Reducing Behavioral Inhibition to Novelty via Systematic Neonatal Novelty Exposure: The Influence of Maternal Hypothalamic-Pituitary-Adrenal Regulation

Abstract

Behavioral inhibition (BI) to novelty is thought to be a stable temperament type that appears early in life and is a major risk factor for anxiety disorders. In the rat, habituation of such inhibition can be facilitated via neonatal novelty exposure (NNE), thus reducing BI to novelty.
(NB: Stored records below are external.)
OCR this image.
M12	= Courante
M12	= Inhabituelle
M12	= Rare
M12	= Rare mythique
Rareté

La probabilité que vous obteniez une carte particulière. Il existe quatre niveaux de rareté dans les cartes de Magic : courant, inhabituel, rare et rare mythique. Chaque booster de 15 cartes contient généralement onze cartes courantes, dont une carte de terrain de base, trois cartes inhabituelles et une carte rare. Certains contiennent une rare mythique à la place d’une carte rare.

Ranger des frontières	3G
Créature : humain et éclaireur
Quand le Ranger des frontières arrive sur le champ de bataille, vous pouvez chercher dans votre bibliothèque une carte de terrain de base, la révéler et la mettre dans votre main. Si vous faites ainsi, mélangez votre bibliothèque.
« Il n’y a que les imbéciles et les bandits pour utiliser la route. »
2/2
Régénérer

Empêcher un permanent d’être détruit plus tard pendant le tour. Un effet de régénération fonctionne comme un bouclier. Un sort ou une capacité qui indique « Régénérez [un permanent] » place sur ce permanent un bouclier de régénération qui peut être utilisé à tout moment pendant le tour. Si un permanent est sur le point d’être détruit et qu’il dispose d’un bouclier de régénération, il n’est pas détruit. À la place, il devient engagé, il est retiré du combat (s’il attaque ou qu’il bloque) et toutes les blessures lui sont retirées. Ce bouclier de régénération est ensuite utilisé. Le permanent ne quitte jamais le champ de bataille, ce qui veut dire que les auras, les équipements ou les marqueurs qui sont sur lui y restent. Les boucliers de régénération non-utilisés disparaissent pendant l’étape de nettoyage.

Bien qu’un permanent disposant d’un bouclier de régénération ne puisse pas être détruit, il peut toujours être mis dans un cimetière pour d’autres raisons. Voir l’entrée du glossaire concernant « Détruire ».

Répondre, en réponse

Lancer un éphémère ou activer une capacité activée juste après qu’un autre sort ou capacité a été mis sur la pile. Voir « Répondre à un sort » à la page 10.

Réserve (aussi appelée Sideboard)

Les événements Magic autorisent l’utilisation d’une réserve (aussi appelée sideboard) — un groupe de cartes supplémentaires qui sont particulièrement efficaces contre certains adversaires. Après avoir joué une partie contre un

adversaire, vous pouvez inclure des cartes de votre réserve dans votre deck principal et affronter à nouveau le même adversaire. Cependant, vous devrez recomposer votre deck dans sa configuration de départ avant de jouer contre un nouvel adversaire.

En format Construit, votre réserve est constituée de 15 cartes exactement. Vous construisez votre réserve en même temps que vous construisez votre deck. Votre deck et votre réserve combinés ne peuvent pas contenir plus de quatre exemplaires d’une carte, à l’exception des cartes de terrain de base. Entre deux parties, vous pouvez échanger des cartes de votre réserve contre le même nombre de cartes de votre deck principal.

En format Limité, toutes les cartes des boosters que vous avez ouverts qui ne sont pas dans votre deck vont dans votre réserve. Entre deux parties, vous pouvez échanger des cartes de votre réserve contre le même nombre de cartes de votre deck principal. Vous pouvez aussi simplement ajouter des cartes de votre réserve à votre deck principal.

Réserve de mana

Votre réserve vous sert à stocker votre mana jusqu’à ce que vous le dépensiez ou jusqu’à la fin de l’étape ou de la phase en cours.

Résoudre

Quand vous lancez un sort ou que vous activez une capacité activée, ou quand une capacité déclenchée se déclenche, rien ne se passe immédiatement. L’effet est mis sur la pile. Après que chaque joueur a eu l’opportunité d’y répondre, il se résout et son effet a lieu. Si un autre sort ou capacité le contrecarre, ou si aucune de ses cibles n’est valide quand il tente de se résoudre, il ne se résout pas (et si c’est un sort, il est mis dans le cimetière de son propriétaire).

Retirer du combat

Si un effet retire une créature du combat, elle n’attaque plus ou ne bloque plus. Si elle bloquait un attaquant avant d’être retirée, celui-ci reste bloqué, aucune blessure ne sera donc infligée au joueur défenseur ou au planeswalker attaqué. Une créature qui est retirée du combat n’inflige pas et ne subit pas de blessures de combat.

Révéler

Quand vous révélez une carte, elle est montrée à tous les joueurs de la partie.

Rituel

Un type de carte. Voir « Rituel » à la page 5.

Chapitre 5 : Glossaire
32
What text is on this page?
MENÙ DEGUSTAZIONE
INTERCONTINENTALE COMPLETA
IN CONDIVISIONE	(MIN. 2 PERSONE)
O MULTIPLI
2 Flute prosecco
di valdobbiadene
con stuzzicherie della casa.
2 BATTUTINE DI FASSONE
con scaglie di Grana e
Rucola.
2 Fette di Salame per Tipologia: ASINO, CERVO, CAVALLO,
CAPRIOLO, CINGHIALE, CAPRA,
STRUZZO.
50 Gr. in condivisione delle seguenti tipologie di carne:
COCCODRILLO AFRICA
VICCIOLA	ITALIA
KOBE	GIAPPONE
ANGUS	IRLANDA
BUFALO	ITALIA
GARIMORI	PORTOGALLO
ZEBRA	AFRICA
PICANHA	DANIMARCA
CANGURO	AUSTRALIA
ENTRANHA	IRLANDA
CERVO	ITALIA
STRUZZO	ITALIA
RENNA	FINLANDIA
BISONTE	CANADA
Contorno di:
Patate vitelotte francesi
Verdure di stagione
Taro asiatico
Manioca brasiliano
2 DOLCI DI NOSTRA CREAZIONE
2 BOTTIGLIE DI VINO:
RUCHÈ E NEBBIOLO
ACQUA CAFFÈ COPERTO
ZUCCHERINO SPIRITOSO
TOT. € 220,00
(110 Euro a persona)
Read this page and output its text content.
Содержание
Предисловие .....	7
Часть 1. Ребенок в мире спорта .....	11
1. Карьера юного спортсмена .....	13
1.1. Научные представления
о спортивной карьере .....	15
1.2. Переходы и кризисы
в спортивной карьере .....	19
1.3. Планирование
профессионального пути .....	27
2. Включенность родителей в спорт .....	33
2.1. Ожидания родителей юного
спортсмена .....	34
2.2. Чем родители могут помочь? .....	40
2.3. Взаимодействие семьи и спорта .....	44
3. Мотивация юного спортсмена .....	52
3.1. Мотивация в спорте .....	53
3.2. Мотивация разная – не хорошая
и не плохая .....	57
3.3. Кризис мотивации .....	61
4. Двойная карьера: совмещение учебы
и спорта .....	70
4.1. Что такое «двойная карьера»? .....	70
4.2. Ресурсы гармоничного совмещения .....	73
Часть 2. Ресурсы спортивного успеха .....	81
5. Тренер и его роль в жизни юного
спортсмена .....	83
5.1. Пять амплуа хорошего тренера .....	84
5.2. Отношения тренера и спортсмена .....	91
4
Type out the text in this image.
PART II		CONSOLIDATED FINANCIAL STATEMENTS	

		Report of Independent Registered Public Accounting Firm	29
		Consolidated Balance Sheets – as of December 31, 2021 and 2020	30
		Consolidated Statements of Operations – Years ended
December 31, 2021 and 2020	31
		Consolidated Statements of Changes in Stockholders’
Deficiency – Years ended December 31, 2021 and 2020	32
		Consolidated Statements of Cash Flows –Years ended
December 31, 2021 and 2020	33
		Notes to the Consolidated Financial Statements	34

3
Here, we tested the hypothesis that this early intervention effect is modulated by the context of maternal self-stress regulation. The NNE was carried out during postnatal days 1-21, in which one half of each litter was exposed to a relatively novel nonhome environment for 3-min daily while the remaining one half stayed in the home cage. After weaning, BI to novelty was assessed in an open field with a measure of disinhibition defined as a greater increase in exploration across two brief trials. Maternal context was characterized by trait measures of hypothalamic-pituitary-adrenal (HPA) axis reactivity, including basal and stress-evoked corticosterone (CORT) responses. Family-to-family variations in the NNE effect were associated with variations in maternal HPA function-a low-basal CORT and high-evoked CORT response profile constituting the context for a novelty-induced facilitation of disinhibition (i.e., a greater increase in exploratory activity over repeated trials) and an opposite HPA profile constituting the context for a novelty-induced reduction of disinhibition. This result is consistent with the hypothesis that maternal self-stress regulation modulates the effect of early life intervention on BI to novelty and suggests that effective interventions should include strategies to help mothers improve their self-stress regulation.